Jane and the Lost City

Jane and the Lost City.
New World Pictures 1987.

Before watching the movie:

The legend of the comic strip “Jane” is of a series of contrived pretenses to get the attractive young woman character to lose her clothes, especially around soldiers, drawn as a morale booster for British soldiers in WWII. When I was investigating the background of what this movie is based on, I couldn’t even get much more out of Wikipedia, because the legend is that pervasive. But that just made me even more curious how this pulp adventure-sounding story could relate to that beyond jamming an attractive girl named Jane whose clothes keep falling off into the plot.

I was able to find an article that traces a somewhat more comprehensive history (part 1 of 4, sequential parts are backward in the archive for some reason), where I was able to learn that it started as a high society satire/romance comic a bit like how I imagine early Blondie was before it fossilized around Dagwood’s suburban atomic family, and only later did the titillation creep in, and the war only took it over still later than that, but that reaches the end of the scope of the article, so while I have an impression that Jane was getting into war-related scrapes as an officer’s secretary, I still don’t have much of an idea of how that translates into a movie described as “Winston Churchill sends Jane on a mission to retrieve diamonds from a lost African city before the Nazis can get them.”

After watching the movie:

The British war effort weighs heavily on the public coffers and the Empire needs a quick boost from the abandoned diamond hoard of the Lost City. After one man of a three-man team sent to Africa to find the fabled Lost City is able to return alive to confirm its existence, Winston Churchill himself assigns greying gentleman The Colonel, his assistant Jane, and his manservant Tombs to find the city before the Nazis do. Why is this the most qualified team? Because they’re the stars of the movie, that’s why. They haven’t even dried off from the crash landing in the ocean an assassin sent them to before they’re captured by a vicious African tribe, and fortunately they get saved by Jungle Jack, an American adventurer (and heir to an aircraft fortune) who agrees to be their guide. Their every move stalked by Nazi nemesis Lola Pagola, her assassins Heinrich and his triplet brothers, and strongman Carl, Jane and the others find the Lost City not as deserted as thought.

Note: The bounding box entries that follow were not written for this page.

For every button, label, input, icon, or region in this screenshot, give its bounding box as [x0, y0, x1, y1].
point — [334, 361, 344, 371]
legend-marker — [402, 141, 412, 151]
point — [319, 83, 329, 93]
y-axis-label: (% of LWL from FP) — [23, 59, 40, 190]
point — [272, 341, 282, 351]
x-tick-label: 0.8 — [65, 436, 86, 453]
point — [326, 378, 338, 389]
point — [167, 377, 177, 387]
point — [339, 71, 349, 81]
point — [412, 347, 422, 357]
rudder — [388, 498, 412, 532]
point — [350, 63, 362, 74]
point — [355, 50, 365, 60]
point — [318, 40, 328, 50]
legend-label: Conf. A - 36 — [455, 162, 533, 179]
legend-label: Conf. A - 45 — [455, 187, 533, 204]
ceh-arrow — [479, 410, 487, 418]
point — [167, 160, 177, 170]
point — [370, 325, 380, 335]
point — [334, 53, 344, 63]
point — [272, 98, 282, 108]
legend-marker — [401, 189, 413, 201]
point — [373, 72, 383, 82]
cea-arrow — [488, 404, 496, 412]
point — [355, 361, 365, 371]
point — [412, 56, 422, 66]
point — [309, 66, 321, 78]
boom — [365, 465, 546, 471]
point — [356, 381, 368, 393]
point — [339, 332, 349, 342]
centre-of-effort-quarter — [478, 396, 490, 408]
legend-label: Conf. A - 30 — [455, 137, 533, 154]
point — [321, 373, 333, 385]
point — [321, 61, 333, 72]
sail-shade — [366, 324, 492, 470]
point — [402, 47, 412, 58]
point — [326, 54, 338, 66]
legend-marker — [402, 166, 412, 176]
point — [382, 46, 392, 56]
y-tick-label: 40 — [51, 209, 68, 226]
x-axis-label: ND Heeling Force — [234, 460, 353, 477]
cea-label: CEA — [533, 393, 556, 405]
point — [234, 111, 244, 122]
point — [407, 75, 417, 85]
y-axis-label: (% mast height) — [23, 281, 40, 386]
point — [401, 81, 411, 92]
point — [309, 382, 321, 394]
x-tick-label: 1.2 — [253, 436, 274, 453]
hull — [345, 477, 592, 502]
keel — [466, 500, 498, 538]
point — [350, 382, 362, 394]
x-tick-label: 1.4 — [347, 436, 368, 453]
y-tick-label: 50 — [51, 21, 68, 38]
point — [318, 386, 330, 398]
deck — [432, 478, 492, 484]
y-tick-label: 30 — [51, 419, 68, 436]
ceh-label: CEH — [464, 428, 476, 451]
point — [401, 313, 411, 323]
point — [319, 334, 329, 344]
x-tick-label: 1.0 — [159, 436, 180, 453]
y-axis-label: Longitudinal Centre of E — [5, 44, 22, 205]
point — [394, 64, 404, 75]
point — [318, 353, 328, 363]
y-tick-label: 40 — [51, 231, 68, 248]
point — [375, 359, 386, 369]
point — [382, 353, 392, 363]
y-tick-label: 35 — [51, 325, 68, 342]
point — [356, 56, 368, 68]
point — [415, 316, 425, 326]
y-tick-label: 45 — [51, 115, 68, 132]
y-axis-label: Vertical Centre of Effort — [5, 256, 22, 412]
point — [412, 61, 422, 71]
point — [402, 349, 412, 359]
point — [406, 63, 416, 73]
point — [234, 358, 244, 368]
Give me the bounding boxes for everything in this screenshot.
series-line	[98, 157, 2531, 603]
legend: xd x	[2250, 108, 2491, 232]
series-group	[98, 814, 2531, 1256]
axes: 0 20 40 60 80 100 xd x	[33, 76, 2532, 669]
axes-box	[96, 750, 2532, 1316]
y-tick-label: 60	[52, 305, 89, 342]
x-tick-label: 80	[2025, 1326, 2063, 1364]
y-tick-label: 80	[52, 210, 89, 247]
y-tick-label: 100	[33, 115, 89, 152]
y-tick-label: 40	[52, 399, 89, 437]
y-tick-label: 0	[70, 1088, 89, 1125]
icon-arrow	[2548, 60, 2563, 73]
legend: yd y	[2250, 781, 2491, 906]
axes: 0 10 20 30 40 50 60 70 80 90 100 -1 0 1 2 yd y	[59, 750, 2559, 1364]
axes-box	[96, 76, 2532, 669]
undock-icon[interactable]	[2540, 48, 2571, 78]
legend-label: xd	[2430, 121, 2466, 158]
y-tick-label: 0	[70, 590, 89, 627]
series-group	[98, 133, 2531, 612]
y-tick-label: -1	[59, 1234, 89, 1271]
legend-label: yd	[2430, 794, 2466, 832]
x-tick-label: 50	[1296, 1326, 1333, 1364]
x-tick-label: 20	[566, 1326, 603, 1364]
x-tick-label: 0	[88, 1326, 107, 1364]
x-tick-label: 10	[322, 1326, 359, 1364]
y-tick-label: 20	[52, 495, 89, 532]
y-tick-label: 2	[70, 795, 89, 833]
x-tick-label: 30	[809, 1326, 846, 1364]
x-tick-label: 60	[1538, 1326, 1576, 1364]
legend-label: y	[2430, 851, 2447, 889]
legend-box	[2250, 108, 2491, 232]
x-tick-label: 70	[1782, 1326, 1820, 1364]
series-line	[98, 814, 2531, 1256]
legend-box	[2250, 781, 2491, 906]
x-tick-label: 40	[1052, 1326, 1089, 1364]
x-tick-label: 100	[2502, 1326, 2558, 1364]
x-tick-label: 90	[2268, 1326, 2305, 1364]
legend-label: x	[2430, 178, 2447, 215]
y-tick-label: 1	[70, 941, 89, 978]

There’s a decent amount of lore here that the movie assumes audiences are familiar with. I didn’t even realize Lola Pagola was a recurring character and not a single use baddie until Jane and the Colonel recognized her name. A jungle adventure might be a little out of the range of what the comic generally did in the war years, but it very much feels like, rather than a standalone movie, one chapter in the ongoing adventures you’re expected to already be reading.

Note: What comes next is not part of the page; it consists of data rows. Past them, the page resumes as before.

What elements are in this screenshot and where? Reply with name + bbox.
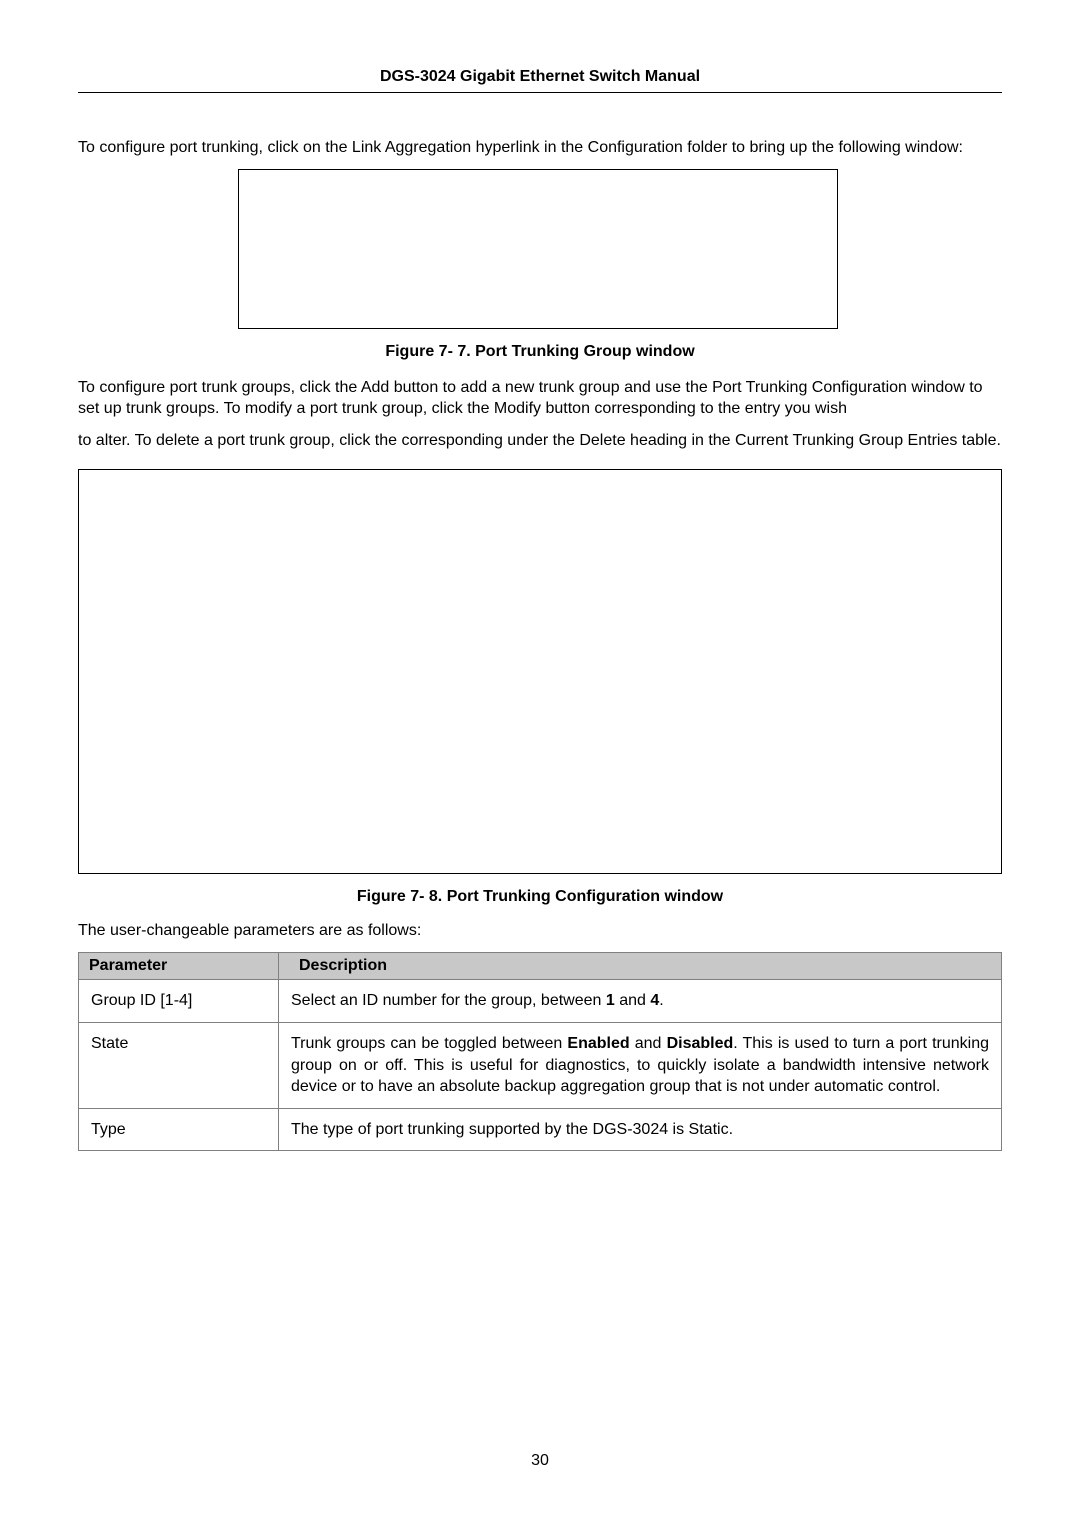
desc-bold: 1 [606,992,615,1009]
param-desc: Select an ID number for the group, betwe… [279,980,1002,1023]
desc-bold: Enabled [567,1035,629,1052]
param-label: Group ID [1-4] [79,980,279,1023]
desc-bold: Disabled [667,1035,734,1052]
figure-7-8-caption: Figure 7- 8. Port Trunking Configuration… [78,888,1002,906]
figure-7-8-placeholder [78,469,1002,874]
desc-text: and [615,992,651,1009]
parameters-table: Parameter Description Group ID [1-4] Sel… [78,952,1002,1151]
mid-paragraph-2: to alter. To delete a port trunk group, … [78,430,1002,452]
param-desc: Trunk groups can be toggled between Enab… [279,1022,1002,1108]
desc-text: and [630,1035,667,1052]
mid-paragraph-2b: under the Delete heading in the Current … [507,432,1001,449]
mid-paragraph-1: To configure port trunk groups, click th… [78,377,1002,420]
mid-paragraph-2a: to alter. To delete a port trunk group, … [78,432,507,449]
figure-7-7-placeholder [238,169,838,329]
th-description: Description [279,953,1002,980]
param-label: State [79,1022,279,1108]
doc-header-title: DGS-3024 Gigabit Ethernet Switch Manual [78,68,1002,92]
figure-7-7-caption: Figure 7- 7. Port Trunking Group window [78,343,1002,361]
table-row: Group ID [1-4] Select an ID number for t… [79,980,1002,1023]
param-label: Type [79,1108,279,1151]
desc-text: Trunk groups can be toggled between [291,1035,567,1052]
header-rule [78,92,1002,93]
th-parameter: Parameter [79,953,279,980]
table-row: State Trunk groups can be toggled betwee… [79,1022,1002,1108]
desc-text: . [659,992,663,1009]
param-desc: The type of port trunking supported by t… [279,1108,1002,1151]
page-number: 30 [0,1452,1080,1470]
desc-text: Select an ID number for the group, betwe… [291,992,606,1009]
table-row: Type The type of port trunking supported… [79,1108,1002,1151]
table-header-row: Parameter Description [79,953,1002,980]
desc-bold: 4 [650,992,659,1009]
params-intro: The user-changeable parameters are as fo… [78,922,1002,940]
intro-paragraph: To configure port trunking, click on the… [78,137,1002,159]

While it’s consistently silly, the comic stripping doesn’t really seem to fit the same tone. The strip gags (Jane really ought to stop wearing tearaway shirts) feel like they’re only there by obligation, but also the plot feels as thin as a plot meant to justify putting Jane on screen so she can get stripped to her underwear a handful of times. So everything feels like it’s expecting something else to carry the movie.

I can’t comment on how well the main characters are cast, but since they’re pretty broadly played, they seem fine. However, I can say that they clearly didn’t even try to present a good imitation of Churchill. His accent is vaguely reminiscent of the man, he’s a large actor with blond hair smoking a cigar, and that’s about it. On the other hand, I liked the Leopard Queen pretty well for the complete subversion.

This movie is a bit of amusement, but it’s not putting in any effort and trying to get by on nostalgia I can’t provide and possibly very mild titillation that mostly just irritated me. I’d only recommend it for people who already enjoy the war years of the comic strip, and I wonder how much they’d actually appreciate the adaptation.